The Trouble with the Moneyball Movie
Michael Lewis’ influential book Moneyball was primarily about how by exploiting market inefficiencies small market baseball teams can close the gap with larger market teams and remain competitive despite the uneven playing field on which they are forced to compete. This lesson is obviously applicable in other professional endeavors as well. The book has too frequently been conflated simply with the movement towards more rigorous quantitative analysis of baseball in general. While this was part of the book, it was not really Lewis’ main theme. Lewis himself is not an innovative baseball statistician, but his work has helped popularize ideas which people like Bill James began working on about a quarter of a century before Moneyball was written.
The illustrative case on which Lewis focused was Billy Beane and the Oakland A’s during the early part of the last decade. This made sense given that in the first years of this century Beane was probably baseball’s most innovative general manager and also had an interesting style and personal story. The A’s were a small market team enjoying real success due in no small part to Beane and the team he had assembled in Oakland. However, the book was not so much about Beane and the A’s, but about how they transformed some of the ideas about market inefficiencies into winning strategies for putting together a baseball team.
The movie version of Moneyball, probably due to the necessity of building some kind of dramatic story, pays more attention to Beane and the tension between him and his scouts, rather than to the concepts which underlay Beane’s approach. The problem with this approach is that the movie suggests that Beane’s strategy won out over that of the scouts, thus allowing the A’s to succeed in 2003.
The reality of 2003 was different. The five best players on that A’s team: pitchers Tim Hudson (6.6 WAR), Barry Zito (6.5 WAR) and Mark Mulder (4.3 WAR), shortstop Miguel Tejada (5.8 WAR), and third baseman Eric Chavez (3.6 WAR) were all products of the A’s farm system. They had all been drafted or signed and developed due to the work of the A’s scouting and player development teams. The combined salaries in 2002 for all five of these players was a paltry $7.8 million. Seven members of the New York Yankees each earned more than that in 2002. Given that, perhaps the scene early in the movie where the scouts ask to have their views on how to fill the hole left at first base and the middle of the lineup by Jason Giambi’s departure taken into consideration, might have been a little more sympathetic to the scouts.
While the argument that in 2002 players who walk a lot were undervalued by the market and could be acquired cheaply is true, the decision to use Scott Hatteberg over Carlos Pena, the primary example used to demonstrate this in the movie is less obviously correct.

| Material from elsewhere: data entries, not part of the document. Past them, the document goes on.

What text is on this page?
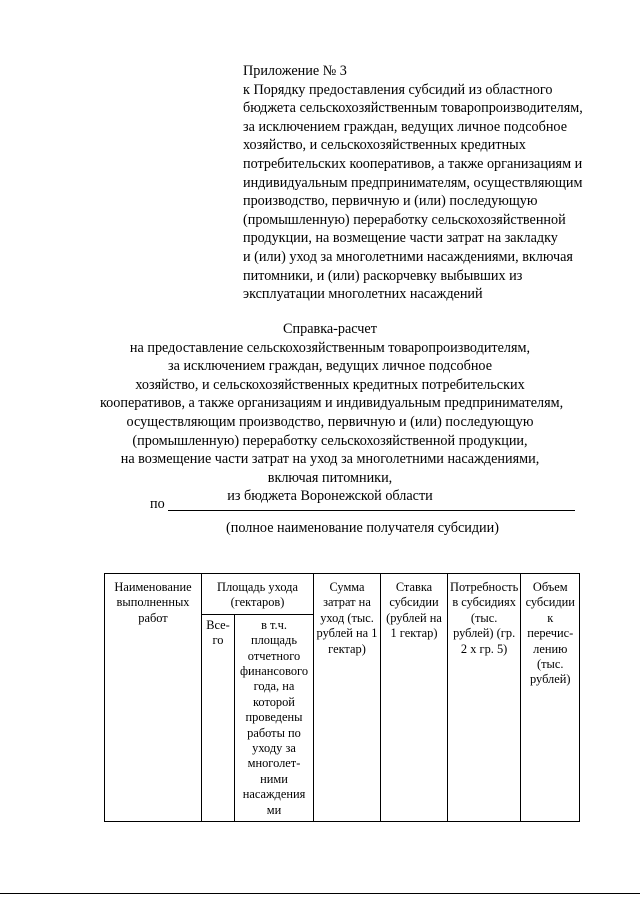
Приложение № 3
к Порядку предоставления субсидий из областного
бюджета сельскохозяйственным товаропроизводителям,
за исключением граждан, ведущих личное подсобное
хозяйство, и сельскохозяйственных кредитных
потребительских кооперативов, а также организациям и
индивидуальным предпринимателям, осуществляющим
производство, первичную и (или) последующую
(промышленную) переработку сельскохозяйственной
продукции, на возмещение части затрат на закладку
и (или) уход за многолетними насаждениями, включая
питомники, и (или) раскорчевку выбывших из
эксплуатации многолетних насаждений
Справка-расчет
на предоставление сельскохозяйственным товаропроизводителям,
за исключением граждан, ведущих личное подсобное
хозяйство, и сельскохозяйственных кредитных потребительских
кооперативов, а также организациям и индивидуальным предпринимателям,
осуществляющим производство, первичную и (или) последующую
(промышленную) переработку сельскохозяйственной продукции,
на возмещение части затрат на уход за многолетними насаждениями,
включая питомники,
из бюджета Воронежской области
по
(полное наименование получателя субсидии)
Наименование выполненных работ	Площадь ухода (гектаров)		Сумма затрат на уход (тыс. рублей на 1 гектар)	Ставка субсидии (рублей на 1 гектар)	Потребность в субсидиях (тыс. рублей) (гр. 2 х гр. 5)	Объем субсидии к перечис-лению (тыс. рублей)
	Все-го	в т.ч. площадь отчетного финансового года, на которой проведены работы по уходу за многолет-ними насаждения ми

Hatteberg may have been slightly better offensively than Pena in 2002, but from 2003-2008, Pena was generally better than Hatteberg, Dan Johnson, Daric Burton or whoever else was playing first base for the A’s. The only exception was in 2006 when Pena was hurt. Moreover, Pena’s salary stayed below $3 million until 2008.
To some extent, crafting the film this way was necessary to tell the Billy Beane story, but the result was to make a better movie for everybody except the serious baseball fan. I kept watching the movie wondering where Tejada, Zito, Mulder and the others were. Chavez had some dialog but nothing to suggest how good a player he was during those years. Although, it could not have been the intent of the filmmakers, these omissions make it possible to question the ideas guiding Beane and lend more credibility to those who belittle what has come to be known as the Moneyball approach to baseball and who are suspicious of any number more complex than batting average, wins and RBIs.